Depending on the channel and my goals for the channel, I usually don’t change the defaults because the more active I am on YouTube, the more chances I have that my subscribers will click through and watch one or more of my videos. However, I do my best to avoid being too active within short periods of time, to avoid overwhelming subscribers with activity. Think of this the same way you do your Facebook news feed. It’s sometimes annoying when your feed seems filled with updates from one person or organization.

You will also have to make sure you aren’t keeping your likes and subscriptions private. This option can be found in your privacy settings.

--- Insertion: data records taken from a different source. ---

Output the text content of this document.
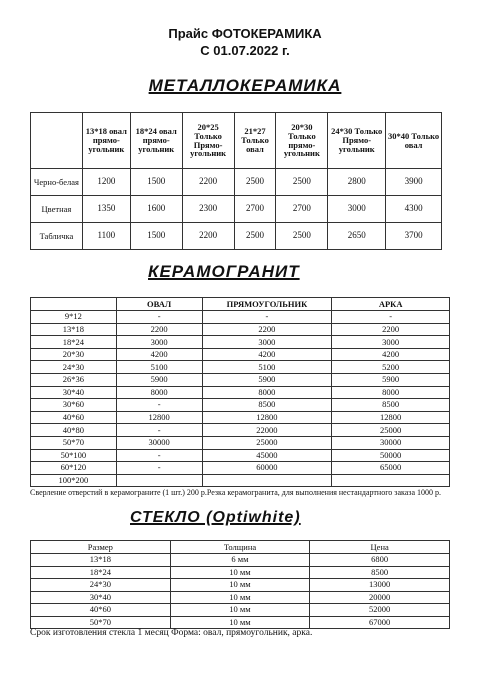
Прайс ФОТОКЕРАМИКА
С 01.07.2022 г.
МЕТАЛЛОКЕРАМИКА
	13*18 овал прямо-угольник	18*24 овал прямо-угольник	20*25 Только Прямо-угольник	21*27 Только овал	20*30 Только прямо-угольник	24*30 Только Прямо-угольник	30*40 Только овал
Черно-белая	1200	1500	2200	2500	2500	2800	3900
Цветная	1350	1600	2300	2700	2700	3000	4300
Табличка	1100	1500	2200	2500	2500	2650	3700
КЕРАМОГРАНИТ
	ОВАЛ	ПРЯМОУГОЛЬНИК	АРКА
9*12	-	-	-
13*18	2200	2200	2200
18*24	3000	3000	3000
20*30	4200	4200	4200
24*30	5100	5100	5200
26*36	5900	5900	5900
30*40	8000	8000	8000
30*60	-	8500	8500
40*60	12800	12800	12800
40*80	-	22000	25000
50*70	30000	25000	30000
50*100	-	45000	50000
60*120	-	60000	65000
100*200			
Сверление отверстий в керамограните (1 шт.) 200 р.Резка керамогранита, для выполнения нестандартного заказа 1000 р.
СТЕКЛО (Optiwhite)
Размер	Толщина	Цена
13*18	6 мм	6800
18*24	10 мм	8500
24*30	10 мм	13000
30*40	10 мм	20000
40*60	10 мм	52000
50*70	10 мм	67000
Срок изготовления стекла 1 месяц Форма: овал, прямоугольник, арка.
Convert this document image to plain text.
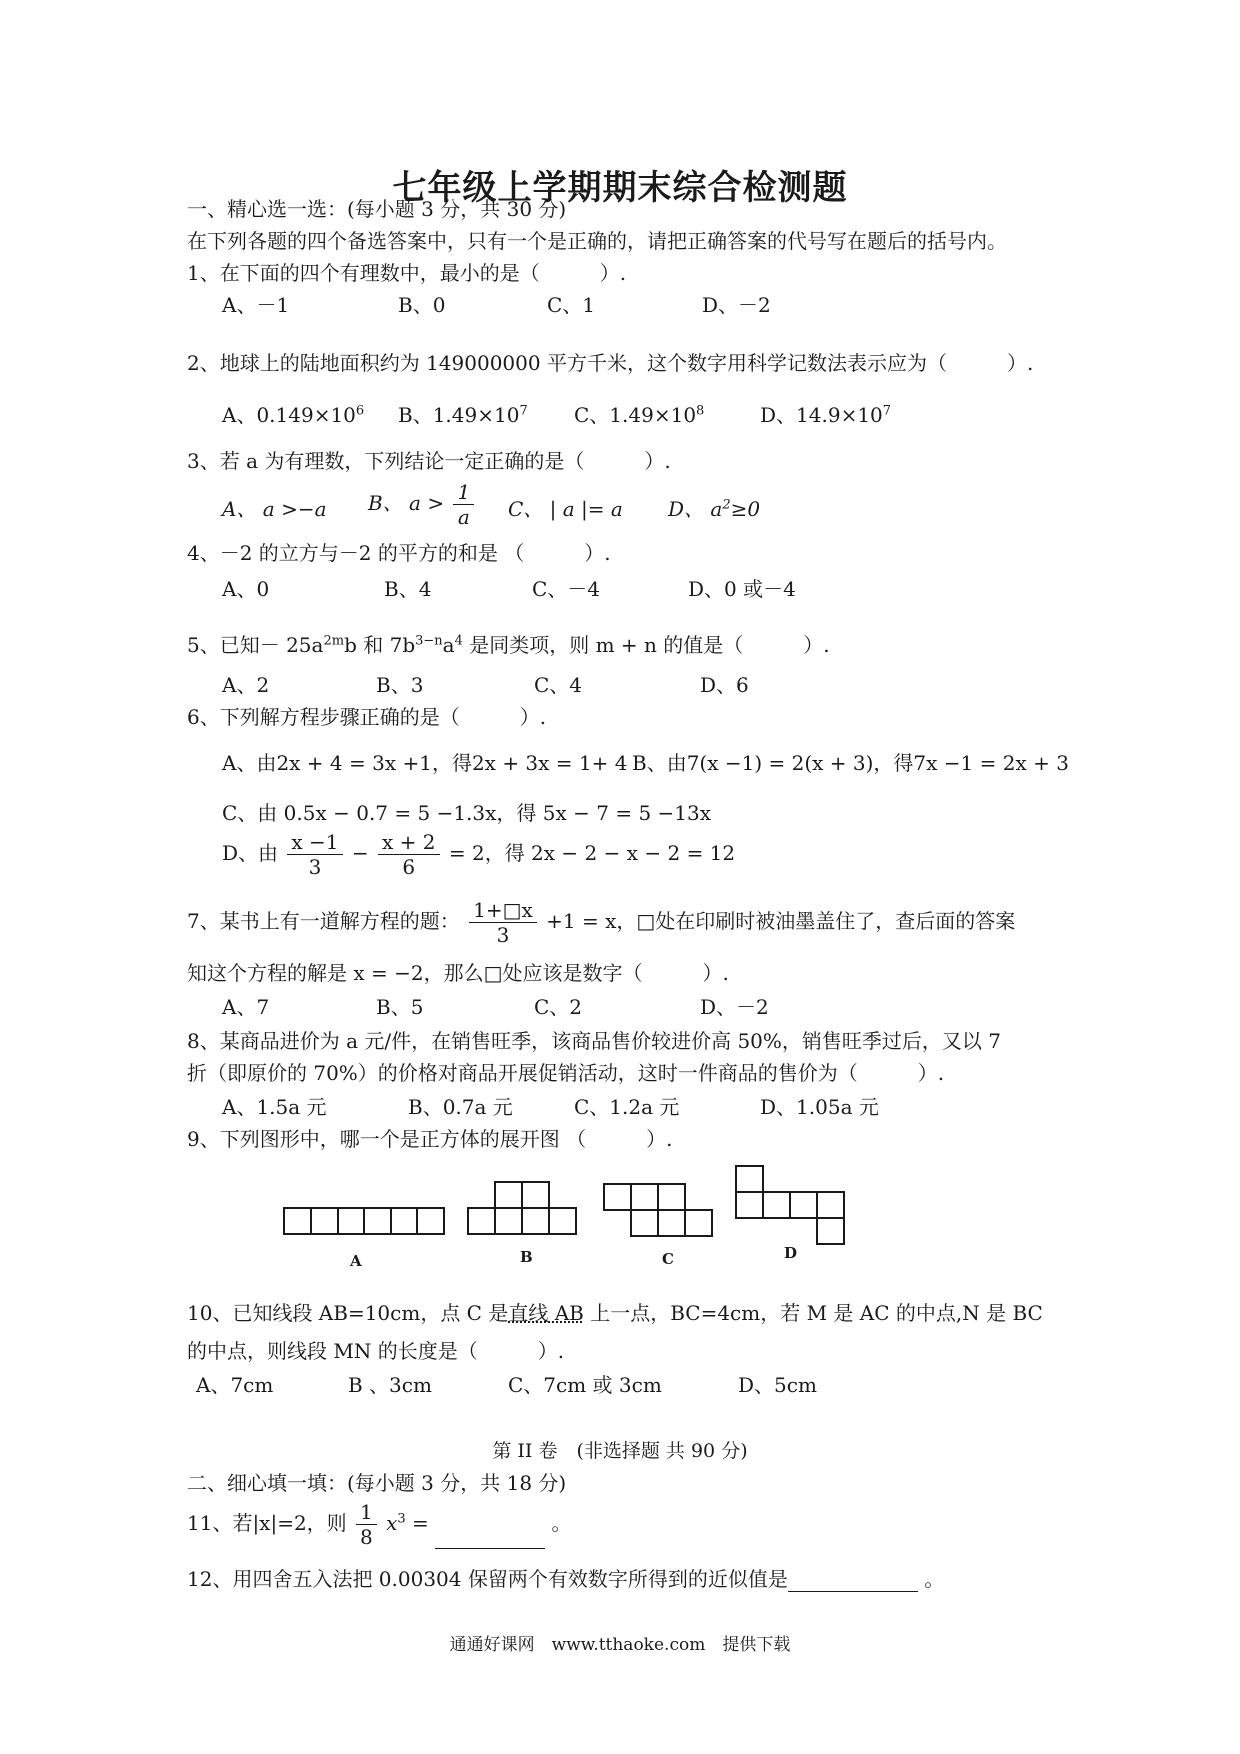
七年级上学期期末综合检测题
一、精心选一选：(每小题 3 分，共 30 分)
在下列各题的四个备选答案中，只有一个是正确的，请把正确答案的代号写在题后的括号内。
1、在下面的四个有理数中，最小的是（　　　）.
A、－1	B、0	C、1	D、－2
2、地球上的陆地面积约为 149000000 平方千米，这个数字用科学记数法表示应为（　　　）.
A、$0.149\times 10^6$ B、$1.49\times 10^7$ C、$1.49\times 10^8$	D、$14.9\times 10^7$
3、若 a 为有理数，下列结论一定正确的是（　　　）.
A、 a >−a B、 $a > \frac{1}{a}$ C、 | a |= a D、 $a^2\ge 0$
4、－2 的立方与－2 的平方的和是 （　　　）.
A、0	B、4	C、－4	D、0 或－4
5、已知－ $25a^{2m}b$ 和 $7b^{3-n}a^4$ 是同类项，则 m + n 的值是（　　　）.
A、2	B、3	C、4	D、6
6、下列解方程步骤正确的是（　　　）.
A、由2x + 4 = 3x +1，得2x + 3x = 1+ 4 B、由7(x −1) = 2(x + 3)，得7x −1 = 2x + 3
C、由 0.5x − 0.7 = 5 −1.3x，得 5x − 7 = 5 −13x
D、由 $\frac{x -1}{3} - \frac{x + 2}{6} = 2$，得 2x − 2 − x − 2 = 12
7、某书上有一道解方程的题： $\frac{1+□x}{3} +1 = x$，□处在印刷时被油墨盖住了，查后面的答案
知这个方程的解是 x = −2，那么□处应该是数字（　　　）.
A、7	B、5	C、2	D、－2
8、某商品进价为 a 元/件，在销售旺季，该商品售价较进价高 50%，销售旺季过后，又以 7
折（即原价的 70%）的价格对商品开展促销活动，这时一件商品的售价为（　　　）.
A、1.5a 元	B、0.7a 元	C、1.2a 元	D、1.05a 元
9、下列图形中，哪一个是正方体的展开图 （　　　）.
A	B	C	D
10、已知线段 AB=10cm，点 C 是直线 AB 上一点，BC=4cm，若 M 是 AC 的中点,N 是 BC
的中点，则线段 MN 的长度是（　　　）.
A、7cm	B 、3cm	C、7cm 或 3cm	D、5cm
第 II 卷　(非选择题 共 90 分)
二、细心填一填：(每小题 3 分，共 18 分)
11、若|x|=2，则 $\frac{1}{8} x^3$ =	。
12、用四舍五入法把 0.00304 保留两个有效数字所得到的近似值是	。
通通好课网　www.tthaoke.com　提供下载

It’s best to upload content on a regular schedule, but sometimes the powers that be (ie budgets) don’t allow for that much content, so broadcasting this type of activity will keep you in top of mind with your subscribers.

1. Set a schedule for your activity: If you upload videos once a month, you can curate content from other channels or create channel posts to fill in the gaps.

2. Spread out your activity: If you perform multiple actions within a single session they get aggregated into a single post. Try liking a related video (even if it’s your own) in the morning and then creating a playlist of videos in the evening.

3. Be a part of the community: People are more likely to check out your videos if you are active. Watch other videos, favorite other videos, like other videos, comment and be a part of the conversation on other videos.

As you convert viewers to subscribers, maintaining an active feed drives viewers to new uploads and legacy content that you surface. And, being an active member of the YouTube community can fill in the gaps when you may not have as much new content to share.